You may feel that you are lazy because you are not fulfilling your obligations. Consider that you have just put down other people’s luggage and are now only just coming to look at your own. Of course your home and your lifestyle are not as you would like them to be, you haven’t been there to shape them. Do not feel guilty about this, simply begin to plan and dream again.
Just like packing for a trip, pack what you think you need and then get rid of half and then half again. Remember you are trying to travel light. Just because you held onto ten bags that belonged to other people does not mean that you can carry ten of your own. Remember carrying that much is what broke you in the first place?

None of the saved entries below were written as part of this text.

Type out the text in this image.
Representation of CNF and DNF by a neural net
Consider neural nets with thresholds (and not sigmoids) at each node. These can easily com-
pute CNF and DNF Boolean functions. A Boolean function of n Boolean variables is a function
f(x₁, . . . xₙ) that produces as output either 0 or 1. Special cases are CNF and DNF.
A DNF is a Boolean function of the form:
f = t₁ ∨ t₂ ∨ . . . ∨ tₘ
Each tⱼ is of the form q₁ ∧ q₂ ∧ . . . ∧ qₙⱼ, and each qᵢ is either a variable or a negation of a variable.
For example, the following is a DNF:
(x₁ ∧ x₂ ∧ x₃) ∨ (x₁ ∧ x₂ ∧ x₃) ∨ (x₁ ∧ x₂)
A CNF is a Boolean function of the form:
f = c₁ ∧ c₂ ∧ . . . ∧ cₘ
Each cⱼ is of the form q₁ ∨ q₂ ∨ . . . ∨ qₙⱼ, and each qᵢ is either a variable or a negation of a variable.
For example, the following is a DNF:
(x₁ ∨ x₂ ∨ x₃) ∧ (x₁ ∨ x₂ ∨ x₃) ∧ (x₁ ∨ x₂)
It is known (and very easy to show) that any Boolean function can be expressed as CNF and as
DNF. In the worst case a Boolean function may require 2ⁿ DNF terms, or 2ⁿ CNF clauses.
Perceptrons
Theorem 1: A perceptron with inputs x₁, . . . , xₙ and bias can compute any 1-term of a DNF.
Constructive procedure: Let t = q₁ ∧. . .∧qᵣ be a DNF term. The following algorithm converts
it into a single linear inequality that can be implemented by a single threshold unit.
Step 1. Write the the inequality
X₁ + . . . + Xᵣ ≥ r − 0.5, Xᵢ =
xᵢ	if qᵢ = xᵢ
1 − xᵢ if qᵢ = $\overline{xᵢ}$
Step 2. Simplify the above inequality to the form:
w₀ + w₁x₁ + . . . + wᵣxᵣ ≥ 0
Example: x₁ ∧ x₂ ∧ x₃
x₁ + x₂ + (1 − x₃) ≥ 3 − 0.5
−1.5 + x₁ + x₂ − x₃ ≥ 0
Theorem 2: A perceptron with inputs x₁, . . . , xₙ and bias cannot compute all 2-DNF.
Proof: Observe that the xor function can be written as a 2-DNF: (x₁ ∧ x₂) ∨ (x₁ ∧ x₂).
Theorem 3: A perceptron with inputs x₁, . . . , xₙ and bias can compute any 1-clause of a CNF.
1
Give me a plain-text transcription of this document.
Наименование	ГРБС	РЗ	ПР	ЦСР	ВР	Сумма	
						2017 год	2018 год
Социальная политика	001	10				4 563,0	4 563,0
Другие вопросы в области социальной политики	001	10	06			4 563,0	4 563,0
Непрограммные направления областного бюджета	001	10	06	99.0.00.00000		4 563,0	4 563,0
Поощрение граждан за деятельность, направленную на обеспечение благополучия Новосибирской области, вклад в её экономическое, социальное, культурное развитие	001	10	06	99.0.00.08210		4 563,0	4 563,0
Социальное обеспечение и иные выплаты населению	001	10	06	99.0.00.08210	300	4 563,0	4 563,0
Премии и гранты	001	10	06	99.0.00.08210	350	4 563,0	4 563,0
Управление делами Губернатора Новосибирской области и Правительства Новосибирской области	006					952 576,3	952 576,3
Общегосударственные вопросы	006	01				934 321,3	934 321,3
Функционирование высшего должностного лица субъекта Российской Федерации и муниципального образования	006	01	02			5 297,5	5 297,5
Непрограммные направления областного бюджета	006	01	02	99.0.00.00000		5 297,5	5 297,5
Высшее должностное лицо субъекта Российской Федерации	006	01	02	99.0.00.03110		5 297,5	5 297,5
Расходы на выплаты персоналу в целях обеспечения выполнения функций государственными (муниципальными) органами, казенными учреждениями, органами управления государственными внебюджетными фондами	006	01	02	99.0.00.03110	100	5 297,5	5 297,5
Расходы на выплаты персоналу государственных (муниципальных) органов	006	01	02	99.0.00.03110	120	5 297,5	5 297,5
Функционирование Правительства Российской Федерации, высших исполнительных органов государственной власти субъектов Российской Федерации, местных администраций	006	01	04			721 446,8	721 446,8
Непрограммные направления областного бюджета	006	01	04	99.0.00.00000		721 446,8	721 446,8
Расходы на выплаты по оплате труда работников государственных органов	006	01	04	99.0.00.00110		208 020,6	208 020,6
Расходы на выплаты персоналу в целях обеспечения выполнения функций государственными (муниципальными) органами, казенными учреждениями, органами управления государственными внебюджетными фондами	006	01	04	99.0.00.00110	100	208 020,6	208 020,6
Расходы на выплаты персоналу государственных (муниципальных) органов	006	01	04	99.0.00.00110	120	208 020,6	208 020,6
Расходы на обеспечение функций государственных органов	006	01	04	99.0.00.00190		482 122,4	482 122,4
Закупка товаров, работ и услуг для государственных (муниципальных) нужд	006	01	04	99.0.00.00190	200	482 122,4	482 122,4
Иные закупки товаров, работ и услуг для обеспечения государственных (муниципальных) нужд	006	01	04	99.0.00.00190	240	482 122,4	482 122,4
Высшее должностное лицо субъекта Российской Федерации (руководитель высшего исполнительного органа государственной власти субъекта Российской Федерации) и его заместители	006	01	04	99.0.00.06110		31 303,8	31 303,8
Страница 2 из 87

You have two hands so carry two bags and if you can get away with carrying one so you have a free hand for yourself then even better! Just make sure that this sneaky free hand does not feel the need to help anyone else out. It can be helpful to remind yourself that to take what is not yours is actually called STEALING!! Yes, even if someone is forcing their bags onto you, you need to remind yourself that taking what is not yours is wrong. DO NOT DO IT ANYMORE!
You will not go to jail because of what you have stolen in the past and you will not go to hell because lets face it, you are already there!! But hopefully being aware of it in this way will deter you from committing this serious offence again!! (wink).
You have also been regularly abusing and neglecting yourself in trying desperately not to abuse or neglect others. Both situations are not pleasant or appropriate. But really, would you ever actually harm someone else? Do you have to try so hard not too??
Abusing yourself though, this is something that you pride yourself on. You see it as a badge of honour not just to put others first but to put yourself LAST. You do not belong at the end of any list so stop it!
It is also abusive to trick yourself into feeling that abuse is a treat or a privilege (can anyone say large pack of chips, block of chocolate and full sugar fizzy drink!!). Sometimes the treats are just another way to sabotage your progress.
Neglect is just as detrimental to your health, particularly as it is easier to neglect yourself without noticing. Abuse causes pain because you are doing something to yourself that causes physical or emotional pain either now or in the future. Neglect is not listening to what you need.
Create a list of what you need or feel you need. How many of the items are about basic survival or opportunities to escape?
Stop stealing others responsibilities
Stop abusing yourself
Stop neglecting yourself
Stop slandering yourself. You are not lazy so stop telling lies.
Be generous to yourself first.
Manage yourself and then give. If you don’t have enough left over then you obviously need it yourself.
Stop trying to be charitable when you have become the charity!!
Stop lying to yourself. Stop telling yourself that you are not good enough.